I run a mirror server for various projects and rsync generating directory listings for incoming connections takes a good deal of the available ressources (mainly disk I/O). Increasing the directory + inode cache is a no-go when having ~3 million inodes/directory entries.
What I'd like to see is an option for rsync when run as a client and updating local files, to generate a directory listing which rsync run as a daemon can parse and serve out instead of having to generate the directory listing itself.

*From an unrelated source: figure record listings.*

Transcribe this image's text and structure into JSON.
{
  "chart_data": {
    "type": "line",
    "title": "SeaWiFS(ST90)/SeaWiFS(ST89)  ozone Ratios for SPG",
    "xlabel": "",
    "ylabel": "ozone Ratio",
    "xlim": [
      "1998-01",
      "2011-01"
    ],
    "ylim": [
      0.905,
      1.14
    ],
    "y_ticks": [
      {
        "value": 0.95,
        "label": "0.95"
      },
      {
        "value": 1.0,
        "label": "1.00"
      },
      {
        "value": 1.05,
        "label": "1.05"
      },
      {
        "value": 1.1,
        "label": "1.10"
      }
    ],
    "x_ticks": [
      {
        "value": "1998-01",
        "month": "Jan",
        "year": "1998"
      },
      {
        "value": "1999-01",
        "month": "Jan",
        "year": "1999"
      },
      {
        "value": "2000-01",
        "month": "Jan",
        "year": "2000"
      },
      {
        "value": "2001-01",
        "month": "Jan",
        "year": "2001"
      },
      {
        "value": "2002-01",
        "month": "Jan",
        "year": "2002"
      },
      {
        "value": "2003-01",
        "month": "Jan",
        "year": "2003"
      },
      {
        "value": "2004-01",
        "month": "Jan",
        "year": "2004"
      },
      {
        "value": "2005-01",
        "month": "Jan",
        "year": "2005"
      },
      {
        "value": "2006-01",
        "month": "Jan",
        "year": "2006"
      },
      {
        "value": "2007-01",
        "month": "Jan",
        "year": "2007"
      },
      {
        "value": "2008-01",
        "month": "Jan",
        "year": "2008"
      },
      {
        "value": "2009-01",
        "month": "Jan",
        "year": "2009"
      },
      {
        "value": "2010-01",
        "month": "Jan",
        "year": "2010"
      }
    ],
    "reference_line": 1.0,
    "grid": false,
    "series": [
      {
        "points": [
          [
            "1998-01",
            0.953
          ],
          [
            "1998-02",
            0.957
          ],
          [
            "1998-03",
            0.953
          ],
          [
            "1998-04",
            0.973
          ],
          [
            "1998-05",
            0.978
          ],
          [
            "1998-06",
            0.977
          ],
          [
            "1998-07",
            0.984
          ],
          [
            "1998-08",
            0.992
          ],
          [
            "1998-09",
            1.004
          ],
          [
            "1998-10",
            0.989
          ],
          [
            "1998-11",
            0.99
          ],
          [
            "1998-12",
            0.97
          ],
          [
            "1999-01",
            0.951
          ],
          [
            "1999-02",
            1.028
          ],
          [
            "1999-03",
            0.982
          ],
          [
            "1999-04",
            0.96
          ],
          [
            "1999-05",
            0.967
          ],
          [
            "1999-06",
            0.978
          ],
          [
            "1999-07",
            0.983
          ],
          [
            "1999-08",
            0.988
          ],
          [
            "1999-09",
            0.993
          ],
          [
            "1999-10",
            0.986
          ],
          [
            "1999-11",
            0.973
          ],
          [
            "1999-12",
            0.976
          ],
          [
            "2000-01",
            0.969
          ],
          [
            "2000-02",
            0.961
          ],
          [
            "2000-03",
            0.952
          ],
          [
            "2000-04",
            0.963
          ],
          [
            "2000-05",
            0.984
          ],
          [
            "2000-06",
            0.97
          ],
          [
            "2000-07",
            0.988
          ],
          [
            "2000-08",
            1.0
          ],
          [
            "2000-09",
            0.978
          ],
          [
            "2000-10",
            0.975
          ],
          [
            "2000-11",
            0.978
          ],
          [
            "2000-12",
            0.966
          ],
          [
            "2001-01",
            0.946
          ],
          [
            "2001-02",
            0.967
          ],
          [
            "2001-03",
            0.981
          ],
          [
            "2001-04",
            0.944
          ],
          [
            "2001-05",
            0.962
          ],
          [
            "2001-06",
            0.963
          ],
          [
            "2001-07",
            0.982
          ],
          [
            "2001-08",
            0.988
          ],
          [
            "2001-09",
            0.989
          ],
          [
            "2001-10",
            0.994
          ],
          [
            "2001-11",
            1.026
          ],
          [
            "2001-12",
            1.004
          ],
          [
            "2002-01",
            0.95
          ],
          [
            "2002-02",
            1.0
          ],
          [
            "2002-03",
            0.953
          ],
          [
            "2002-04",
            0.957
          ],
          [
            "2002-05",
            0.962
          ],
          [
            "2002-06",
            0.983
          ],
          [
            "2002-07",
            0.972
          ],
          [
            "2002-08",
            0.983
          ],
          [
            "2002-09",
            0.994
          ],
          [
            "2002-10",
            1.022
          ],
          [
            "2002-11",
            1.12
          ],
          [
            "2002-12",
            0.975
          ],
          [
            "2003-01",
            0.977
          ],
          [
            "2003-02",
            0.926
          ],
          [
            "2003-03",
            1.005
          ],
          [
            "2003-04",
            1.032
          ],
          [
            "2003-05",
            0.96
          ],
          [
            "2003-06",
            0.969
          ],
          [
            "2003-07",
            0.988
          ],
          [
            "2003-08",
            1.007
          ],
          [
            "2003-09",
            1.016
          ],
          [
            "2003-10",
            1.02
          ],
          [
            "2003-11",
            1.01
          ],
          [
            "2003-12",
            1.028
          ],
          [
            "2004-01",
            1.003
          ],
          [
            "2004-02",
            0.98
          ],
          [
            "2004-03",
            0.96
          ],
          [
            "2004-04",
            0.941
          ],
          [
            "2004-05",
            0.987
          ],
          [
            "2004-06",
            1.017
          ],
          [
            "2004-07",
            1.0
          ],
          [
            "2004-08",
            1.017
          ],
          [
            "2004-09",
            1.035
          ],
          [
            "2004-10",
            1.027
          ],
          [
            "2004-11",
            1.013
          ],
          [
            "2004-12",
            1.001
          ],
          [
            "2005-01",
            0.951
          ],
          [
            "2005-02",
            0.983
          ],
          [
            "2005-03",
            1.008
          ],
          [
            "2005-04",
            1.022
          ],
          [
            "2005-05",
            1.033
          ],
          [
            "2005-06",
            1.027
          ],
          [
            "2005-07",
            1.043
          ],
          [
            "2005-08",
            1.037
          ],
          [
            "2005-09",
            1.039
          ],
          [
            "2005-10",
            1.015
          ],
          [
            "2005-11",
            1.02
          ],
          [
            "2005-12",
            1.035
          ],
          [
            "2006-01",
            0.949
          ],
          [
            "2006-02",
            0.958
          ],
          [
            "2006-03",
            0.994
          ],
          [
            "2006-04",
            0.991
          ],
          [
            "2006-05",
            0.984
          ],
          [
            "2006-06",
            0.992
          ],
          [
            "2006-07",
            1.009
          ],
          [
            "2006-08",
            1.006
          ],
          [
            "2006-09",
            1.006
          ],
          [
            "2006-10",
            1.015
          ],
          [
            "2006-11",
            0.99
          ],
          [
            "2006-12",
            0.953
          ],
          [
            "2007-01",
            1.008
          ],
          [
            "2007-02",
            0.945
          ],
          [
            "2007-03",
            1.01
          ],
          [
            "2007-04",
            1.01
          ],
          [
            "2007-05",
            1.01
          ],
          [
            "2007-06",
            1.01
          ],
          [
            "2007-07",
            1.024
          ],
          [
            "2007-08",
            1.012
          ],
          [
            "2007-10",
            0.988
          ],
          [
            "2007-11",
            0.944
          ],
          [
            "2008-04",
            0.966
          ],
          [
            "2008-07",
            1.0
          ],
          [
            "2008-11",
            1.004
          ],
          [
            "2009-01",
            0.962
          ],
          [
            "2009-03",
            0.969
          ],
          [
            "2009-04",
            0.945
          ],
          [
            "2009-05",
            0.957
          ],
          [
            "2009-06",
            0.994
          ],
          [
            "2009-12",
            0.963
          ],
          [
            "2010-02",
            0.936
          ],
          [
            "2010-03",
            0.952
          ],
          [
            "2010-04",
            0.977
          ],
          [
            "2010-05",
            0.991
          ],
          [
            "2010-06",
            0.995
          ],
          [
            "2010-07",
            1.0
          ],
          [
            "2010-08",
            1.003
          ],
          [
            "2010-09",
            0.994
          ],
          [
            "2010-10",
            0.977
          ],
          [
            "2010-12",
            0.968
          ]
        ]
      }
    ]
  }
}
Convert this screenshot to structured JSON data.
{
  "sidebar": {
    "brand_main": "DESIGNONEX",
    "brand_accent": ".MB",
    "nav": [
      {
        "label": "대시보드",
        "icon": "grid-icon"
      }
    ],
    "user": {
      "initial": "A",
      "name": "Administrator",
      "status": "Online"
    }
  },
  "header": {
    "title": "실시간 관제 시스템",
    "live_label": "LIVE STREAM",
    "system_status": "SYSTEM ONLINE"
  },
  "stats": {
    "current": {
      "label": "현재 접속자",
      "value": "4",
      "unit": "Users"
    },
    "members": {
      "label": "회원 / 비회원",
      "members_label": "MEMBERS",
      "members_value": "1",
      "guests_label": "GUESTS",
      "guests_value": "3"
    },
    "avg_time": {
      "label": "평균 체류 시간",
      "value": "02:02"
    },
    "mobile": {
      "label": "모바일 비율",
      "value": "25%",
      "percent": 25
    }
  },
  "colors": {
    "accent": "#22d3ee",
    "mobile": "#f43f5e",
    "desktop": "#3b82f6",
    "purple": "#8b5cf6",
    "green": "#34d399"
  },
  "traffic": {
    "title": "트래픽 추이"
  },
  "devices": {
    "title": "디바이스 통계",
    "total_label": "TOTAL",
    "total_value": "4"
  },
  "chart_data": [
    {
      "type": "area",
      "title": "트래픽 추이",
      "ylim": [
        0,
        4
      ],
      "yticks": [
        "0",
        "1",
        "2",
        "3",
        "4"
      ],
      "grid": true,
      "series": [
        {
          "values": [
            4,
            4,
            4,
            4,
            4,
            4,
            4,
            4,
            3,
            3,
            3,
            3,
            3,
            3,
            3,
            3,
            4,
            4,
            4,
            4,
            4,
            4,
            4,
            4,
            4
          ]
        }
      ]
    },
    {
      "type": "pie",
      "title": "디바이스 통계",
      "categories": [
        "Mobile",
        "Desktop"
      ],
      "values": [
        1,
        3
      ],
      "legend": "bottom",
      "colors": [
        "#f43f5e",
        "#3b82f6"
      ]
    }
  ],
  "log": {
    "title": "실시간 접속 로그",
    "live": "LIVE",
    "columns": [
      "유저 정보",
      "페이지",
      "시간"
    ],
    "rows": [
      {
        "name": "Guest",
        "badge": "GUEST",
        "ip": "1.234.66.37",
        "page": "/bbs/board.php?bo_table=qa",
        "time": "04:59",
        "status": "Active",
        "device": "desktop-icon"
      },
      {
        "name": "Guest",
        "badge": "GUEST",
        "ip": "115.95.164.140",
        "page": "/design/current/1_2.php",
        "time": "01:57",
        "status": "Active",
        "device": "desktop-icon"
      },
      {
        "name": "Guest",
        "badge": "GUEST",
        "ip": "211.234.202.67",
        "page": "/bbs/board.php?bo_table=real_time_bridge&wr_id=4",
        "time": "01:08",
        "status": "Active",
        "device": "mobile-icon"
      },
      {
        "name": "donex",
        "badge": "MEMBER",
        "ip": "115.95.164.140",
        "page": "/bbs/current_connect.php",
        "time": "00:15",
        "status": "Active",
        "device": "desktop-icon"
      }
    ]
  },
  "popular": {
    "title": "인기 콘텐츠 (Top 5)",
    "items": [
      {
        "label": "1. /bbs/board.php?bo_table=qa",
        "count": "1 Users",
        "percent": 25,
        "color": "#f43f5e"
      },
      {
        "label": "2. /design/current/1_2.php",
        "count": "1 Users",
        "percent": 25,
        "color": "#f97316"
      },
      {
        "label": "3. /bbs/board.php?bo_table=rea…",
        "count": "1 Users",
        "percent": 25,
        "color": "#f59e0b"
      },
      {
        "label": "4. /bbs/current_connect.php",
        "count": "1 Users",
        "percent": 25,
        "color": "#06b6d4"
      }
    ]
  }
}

There would be undoubtedly time windows where the data in the generated directory listing would be out of date (when a child process is updating the directory tree in question), but that's true too when the directory gets modified after the daemon has sent the directory listing. There is an additional risk of the dirlisting file getting corrupted and/or outdated, but that's negligible compared to the speed gain.
Rsync run as client:
rsync -a --delete-after --generate-dirlist=/home/foo/rsync-foo.lst foo.org::foo /home/foo/rsyncdata
path = /home/foo/rsyncdata/
list = yes
dirlisting file = /home/foo/rsync-foo.lst
Please give this request a good thought, it might not be "nice" or "the correct way" to tackle this problem and there are probably not many setups where this feature makes sense, but it shouldn't be too hard to implement and will help many mirror admins around the world, especially those who carry many projects (also rsync and samba :P). If you should need more opinions/voices on this I can run this feature request along the mirror-admin mailinglists of a few larger projects.
On second thought we probably can reduce the chance of corrupted dirlist files even more by marking them as "bad" (or just deleting them) when rsync notices that a file requested by a client doesn't exist anymore (or has changed since the generation of the listfile).